Do you have enough money set aside should some major happen like losing your job, or even a everyday thing like needing a new set of tires for your car?
My maternal grandmother (one of my money mentors), always had a rainy day fund and she taught me the importance of having one too.
I’ve always set money aside for the just in case scenarios that always seem to happen when you least expect it.
Take for example something that happened this week. Sunday lunch time I was eating leftover pizza and bit down and knew something wasn’t quite right. I realized I’d lost part of the filling in one of my wisdom teeth. Long story short, the pizza incident translated into me spending most of yesterday morning in the dentist’s office having a crown put on the tooth. I’m lucky that dental insurance will cover most of the cost. However, what if it was for something not covered by insurance? What if this happened and you were living paycheck to paycheck and had to pay the bill with a credit card? Even knowing it was going to take you a long time to pay it back. Knowing you’ll be handing over even more money than the cost of the original bill? It’s often how credit card debt starts and snowballs.

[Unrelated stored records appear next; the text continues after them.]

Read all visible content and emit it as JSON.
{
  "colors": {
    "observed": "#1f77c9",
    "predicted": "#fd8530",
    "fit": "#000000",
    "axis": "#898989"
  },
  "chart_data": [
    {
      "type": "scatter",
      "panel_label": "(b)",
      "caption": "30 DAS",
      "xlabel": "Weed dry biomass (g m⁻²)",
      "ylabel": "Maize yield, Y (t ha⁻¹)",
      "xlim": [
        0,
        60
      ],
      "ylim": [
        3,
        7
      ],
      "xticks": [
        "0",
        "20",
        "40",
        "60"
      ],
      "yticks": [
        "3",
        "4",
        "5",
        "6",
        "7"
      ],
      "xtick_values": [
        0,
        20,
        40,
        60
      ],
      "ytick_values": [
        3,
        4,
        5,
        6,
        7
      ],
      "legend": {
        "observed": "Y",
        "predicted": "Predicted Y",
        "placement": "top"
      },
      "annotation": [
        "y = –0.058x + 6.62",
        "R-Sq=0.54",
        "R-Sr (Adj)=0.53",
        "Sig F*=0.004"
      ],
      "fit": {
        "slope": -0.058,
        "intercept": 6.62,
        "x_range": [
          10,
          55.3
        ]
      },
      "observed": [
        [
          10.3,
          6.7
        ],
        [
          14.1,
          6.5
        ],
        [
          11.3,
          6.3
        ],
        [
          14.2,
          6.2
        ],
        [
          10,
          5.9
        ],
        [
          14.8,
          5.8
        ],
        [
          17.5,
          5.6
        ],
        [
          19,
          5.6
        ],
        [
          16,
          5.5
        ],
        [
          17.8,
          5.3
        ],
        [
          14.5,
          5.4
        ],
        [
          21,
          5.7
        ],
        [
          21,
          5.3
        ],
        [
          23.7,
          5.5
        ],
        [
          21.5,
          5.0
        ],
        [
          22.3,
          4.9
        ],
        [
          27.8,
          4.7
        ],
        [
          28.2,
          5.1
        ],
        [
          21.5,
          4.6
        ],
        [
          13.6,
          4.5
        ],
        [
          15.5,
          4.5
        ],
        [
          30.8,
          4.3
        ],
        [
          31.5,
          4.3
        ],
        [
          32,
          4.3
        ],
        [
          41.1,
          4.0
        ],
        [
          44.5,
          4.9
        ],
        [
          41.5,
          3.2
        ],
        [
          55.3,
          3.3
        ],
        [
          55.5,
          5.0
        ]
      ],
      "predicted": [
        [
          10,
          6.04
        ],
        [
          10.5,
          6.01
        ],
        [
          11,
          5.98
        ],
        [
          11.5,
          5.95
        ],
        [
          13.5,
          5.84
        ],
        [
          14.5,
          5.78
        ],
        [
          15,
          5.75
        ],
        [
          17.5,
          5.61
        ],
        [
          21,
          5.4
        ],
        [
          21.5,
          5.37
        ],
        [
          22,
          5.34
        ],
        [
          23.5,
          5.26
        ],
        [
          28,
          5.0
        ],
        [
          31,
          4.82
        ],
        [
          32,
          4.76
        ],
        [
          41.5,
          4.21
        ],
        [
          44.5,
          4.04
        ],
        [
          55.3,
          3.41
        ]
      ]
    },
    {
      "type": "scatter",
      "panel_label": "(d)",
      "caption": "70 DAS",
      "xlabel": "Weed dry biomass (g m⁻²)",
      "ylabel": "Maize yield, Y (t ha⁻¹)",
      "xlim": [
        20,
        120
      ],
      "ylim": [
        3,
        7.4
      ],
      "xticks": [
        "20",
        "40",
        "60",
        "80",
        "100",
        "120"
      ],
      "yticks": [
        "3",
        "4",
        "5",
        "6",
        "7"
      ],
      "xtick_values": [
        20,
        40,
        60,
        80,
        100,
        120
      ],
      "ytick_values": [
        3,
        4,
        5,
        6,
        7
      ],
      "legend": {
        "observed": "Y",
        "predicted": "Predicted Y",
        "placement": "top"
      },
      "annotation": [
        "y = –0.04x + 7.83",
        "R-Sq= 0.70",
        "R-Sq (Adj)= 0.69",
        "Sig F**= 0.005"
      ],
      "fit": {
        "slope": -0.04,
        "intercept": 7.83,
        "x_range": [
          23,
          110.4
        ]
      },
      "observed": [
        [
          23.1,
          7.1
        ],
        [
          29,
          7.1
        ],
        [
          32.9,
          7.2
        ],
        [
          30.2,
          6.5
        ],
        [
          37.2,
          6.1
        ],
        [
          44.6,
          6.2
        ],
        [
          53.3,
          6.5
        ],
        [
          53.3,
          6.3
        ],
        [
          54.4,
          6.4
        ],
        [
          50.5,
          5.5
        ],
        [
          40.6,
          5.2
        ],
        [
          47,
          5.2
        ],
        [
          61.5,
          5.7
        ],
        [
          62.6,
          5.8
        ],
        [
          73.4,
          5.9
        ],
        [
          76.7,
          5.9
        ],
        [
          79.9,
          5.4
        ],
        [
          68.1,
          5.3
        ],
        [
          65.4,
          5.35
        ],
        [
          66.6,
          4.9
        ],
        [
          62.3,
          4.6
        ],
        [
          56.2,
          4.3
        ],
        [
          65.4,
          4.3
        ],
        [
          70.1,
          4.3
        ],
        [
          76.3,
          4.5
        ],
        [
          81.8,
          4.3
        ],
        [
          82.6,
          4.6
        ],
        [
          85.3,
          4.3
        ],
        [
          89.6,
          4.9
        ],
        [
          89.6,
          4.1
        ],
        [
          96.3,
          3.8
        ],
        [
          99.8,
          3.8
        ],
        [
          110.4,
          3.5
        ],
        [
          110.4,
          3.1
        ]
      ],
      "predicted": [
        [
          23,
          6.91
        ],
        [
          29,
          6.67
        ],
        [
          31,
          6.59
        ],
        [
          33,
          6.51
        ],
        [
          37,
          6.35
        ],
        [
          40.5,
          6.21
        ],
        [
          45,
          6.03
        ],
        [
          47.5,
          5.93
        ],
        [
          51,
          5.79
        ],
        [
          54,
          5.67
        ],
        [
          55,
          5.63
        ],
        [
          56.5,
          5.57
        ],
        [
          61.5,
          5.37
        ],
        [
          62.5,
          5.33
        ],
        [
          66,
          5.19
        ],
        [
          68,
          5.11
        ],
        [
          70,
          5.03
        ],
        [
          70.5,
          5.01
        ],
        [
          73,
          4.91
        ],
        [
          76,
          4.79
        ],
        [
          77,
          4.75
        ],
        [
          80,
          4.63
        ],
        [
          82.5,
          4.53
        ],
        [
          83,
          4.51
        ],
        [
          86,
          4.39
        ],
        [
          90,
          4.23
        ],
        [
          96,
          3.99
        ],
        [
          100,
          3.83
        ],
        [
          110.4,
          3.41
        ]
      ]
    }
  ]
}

About ten years ago, I set up a rainy day fund. I opened an online savings account and have my royalties from one of the publishing platforms directly deposited into it. Besides checking on the balance each month, I don’t think about it too much because out of sight, out of mind, and there’s less of a temptation to spend it.
If you haven’t started your emergency fund, I encourage you to set something up and deposit money into it, even if it’s just $5 or $10 every month, until you have what you consider a comfortable amount. Or as I call it, the safety net that can pay some bills and prevent you from needing to reach for the credit card. Even start a side gig and use the money to fund the rainy day account.
When the next bump in the road happens, I think you’ll be glad you did.